Dopamineis a compound present in the body as a neurotransmitter. It carries signals to the brain. It helps control the brain’s reward and pleasure centers. Dopamine also helps regulate movement and emotional responses. It enables us to see rewards and then work and take action towards them. Dopamine deficiency results in Parkinson’s disease, and people with low dopamine activity may be more prone to addiction. There are different kinds of dopamine receptors, and people that tend to be more risk-taking have this certain kind of receptor. Since low dopamine levels can interfere with movement, people with Parkinson’s and other disorders tend to take a drug that lets them make more, or get an implant that stimulates deep regions of the brain.
Addictive drugs become addictive partly because of the addictive and rewarding increase of dopamine in the brain. The anticipation of these rewards is what hooks the brain and makes it crave the drug. In our culture, dopamine is often seen as the main chemical related to pleasure, but dopamine has been found to appear to mediate desire and motivation more than it has pleasure.
Dopamine also helps with motivating to do things over and over again. When testing lab animals, dopamine leads them to learn about rewards and reinforcements. Lowering dopamine in these animals can make them love pleasure in activities like eating and drinking. When this happens, animals go into a state called anhedonia.

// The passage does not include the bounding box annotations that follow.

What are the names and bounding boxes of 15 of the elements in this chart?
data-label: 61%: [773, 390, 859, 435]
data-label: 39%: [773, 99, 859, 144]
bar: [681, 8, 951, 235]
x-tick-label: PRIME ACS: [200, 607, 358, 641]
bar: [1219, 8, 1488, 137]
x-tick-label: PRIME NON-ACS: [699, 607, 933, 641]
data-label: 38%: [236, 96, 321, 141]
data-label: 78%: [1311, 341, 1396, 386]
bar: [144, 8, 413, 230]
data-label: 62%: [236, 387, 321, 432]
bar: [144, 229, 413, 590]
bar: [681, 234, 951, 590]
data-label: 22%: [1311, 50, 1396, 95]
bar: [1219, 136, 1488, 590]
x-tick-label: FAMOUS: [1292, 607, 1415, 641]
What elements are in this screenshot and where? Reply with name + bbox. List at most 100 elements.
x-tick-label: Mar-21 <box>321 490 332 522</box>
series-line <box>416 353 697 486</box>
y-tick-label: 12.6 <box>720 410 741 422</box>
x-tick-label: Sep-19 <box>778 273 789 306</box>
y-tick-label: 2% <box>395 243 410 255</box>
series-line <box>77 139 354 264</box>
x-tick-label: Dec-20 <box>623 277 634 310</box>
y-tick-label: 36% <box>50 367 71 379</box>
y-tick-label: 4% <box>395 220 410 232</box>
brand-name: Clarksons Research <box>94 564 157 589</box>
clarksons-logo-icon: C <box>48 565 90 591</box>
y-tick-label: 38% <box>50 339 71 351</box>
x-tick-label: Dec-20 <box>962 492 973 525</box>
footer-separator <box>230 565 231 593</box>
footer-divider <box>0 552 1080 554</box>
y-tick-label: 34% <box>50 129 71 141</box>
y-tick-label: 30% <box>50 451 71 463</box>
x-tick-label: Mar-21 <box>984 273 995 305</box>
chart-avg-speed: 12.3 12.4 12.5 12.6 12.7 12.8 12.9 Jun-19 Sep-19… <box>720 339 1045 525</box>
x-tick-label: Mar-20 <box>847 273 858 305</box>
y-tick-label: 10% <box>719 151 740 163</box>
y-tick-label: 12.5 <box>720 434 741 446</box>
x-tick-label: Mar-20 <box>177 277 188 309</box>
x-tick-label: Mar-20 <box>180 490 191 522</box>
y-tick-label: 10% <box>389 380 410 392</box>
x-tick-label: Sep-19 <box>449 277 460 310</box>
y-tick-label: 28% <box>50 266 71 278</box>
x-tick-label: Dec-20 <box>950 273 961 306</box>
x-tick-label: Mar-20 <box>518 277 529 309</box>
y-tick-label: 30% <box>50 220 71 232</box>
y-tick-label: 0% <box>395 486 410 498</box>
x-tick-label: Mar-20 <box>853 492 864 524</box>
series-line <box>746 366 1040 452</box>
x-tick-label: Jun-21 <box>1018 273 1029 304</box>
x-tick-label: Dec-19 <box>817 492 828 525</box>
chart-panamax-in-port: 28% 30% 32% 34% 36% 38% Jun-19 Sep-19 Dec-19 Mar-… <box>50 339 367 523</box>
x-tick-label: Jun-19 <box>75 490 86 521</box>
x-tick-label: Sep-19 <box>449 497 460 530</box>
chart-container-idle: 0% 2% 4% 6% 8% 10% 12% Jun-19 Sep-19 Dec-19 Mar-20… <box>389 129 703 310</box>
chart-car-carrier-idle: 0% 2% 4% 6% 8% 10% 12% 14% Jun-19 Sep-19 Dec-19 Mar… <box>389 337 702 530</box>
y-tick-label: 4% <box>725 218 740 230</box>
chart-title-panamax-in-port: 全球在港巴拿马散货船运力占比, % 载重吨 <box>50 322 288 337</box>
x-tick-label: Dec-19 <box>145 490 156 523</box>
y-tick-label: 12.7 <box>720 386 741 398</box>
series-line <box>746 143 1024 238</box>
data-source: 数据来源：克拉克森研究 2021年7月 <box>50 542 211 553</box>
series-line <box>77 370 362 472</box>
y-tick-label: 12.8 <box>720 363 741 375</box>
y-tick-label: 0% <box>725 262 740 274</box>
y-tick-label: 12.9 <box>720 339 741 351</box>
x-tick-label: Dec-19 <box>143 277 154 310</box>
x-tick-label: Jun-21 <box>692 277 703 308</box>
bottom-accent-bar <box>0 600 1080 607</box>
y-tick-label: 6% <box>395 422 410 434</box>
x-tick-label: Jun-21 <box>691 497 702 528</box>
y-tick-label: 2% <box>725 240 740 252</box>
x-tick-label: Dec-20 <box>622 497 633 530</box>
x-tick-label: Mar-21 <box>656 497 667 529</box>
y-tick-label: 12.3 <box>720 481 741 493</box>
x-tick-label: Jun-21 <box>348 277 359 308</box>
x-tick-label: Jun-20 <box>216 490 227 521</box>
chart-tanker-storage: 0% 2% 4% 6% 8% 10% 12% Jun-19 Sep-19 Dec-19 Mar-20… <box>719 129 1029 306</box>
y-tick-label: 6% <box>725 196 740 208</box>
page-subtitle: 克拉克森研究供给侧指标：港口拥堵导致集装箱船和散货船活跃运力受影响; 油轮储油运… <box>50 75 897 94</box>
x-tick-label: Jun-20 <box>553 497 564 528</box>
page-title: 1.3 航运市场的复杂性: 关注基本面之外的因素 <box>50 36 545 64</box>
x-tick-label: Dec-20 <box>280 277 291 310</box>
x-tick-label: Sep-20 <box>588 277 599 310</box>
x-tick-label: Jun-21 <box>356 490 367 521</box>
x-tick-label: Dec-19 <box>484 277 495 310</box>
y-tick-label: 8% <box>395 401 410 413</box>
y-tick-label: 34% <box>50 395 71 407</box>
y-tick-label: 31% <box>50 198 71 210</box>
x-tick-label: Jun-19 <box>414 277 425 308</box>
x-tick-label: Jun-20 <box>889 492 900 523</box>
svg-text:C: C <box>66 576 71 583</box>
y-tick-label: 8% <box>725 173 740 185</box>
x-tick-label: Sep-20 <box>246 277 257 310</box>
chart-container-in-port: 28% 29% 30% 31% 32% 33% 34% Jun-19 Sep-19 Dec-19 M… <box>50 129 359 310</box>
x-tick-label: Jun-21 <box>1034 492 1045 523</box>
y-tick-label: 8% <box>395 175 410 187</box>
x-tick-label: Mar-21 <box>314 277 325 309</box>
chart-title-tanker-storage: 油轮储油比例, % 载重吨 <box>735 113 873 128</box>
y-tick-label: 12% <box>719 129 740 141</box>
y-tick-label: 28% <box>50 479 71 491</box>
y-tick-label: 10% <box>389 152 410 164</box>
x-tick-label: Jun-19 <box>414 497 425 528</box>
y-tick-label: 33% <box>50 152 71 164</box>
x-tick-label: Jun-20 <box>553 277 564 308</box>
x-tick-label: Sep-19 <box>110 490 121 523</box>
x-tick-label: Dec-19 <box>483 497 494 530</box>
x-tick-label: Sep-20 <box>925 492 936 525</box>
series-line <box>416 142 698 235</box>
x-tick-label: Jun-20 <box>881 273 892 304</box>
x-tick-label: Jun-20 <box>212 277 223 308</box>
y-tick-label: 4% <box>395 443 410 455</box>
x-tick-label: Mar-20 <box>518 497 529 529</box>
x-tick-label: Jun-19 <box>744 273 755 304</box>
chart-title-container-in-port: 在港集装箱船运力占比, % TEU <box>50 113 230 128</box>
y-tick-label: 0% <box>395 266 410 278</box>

In the 1950’s and before, it was believed that the brain communicated with nerves through electrical impulses alone. There was little evidence to suggest that chemical messages played a role in movement and other communications. But today, it has been recognized that tremors and other symptoms of Parkinson’s are caused by the death of dopamine-producing cells. After lots of other research, it was found that L-dopa treatment restored the ability of patients with Parkinson’s disease to walk and move normally for about 24 hours. But, it was also found that the treatment had severe side effects of nausea and vomiting. So after much trial and error, by slowly increasing the amounts of the drugs usage, there was a solution found that did work for most patients.
Even though dopamine deficiencies lead to Parkinson’s and other movement conditions, there is not a strong connection between essential tremor and dopamine. Essential tremor is more of a familial tremor, that is caused by certain genetic traits and neurological issues. These brain and nerve connections can cause essential tremor when they misfire, but it does not seem that dopamine plays a role in the condition.
Dopamine plays a big role in our motivation and movement centers in different pathways of the brain. It encourages us to learn by rewarding behavior, and also helps nerves communicate with the brain in a way that allows normal movement to occur. Though it was found that dopamine levels are not related to essential tremor, and that genetic factors are more of a characteristic, dopamine can influence other tremor symptoms in other medical conditions.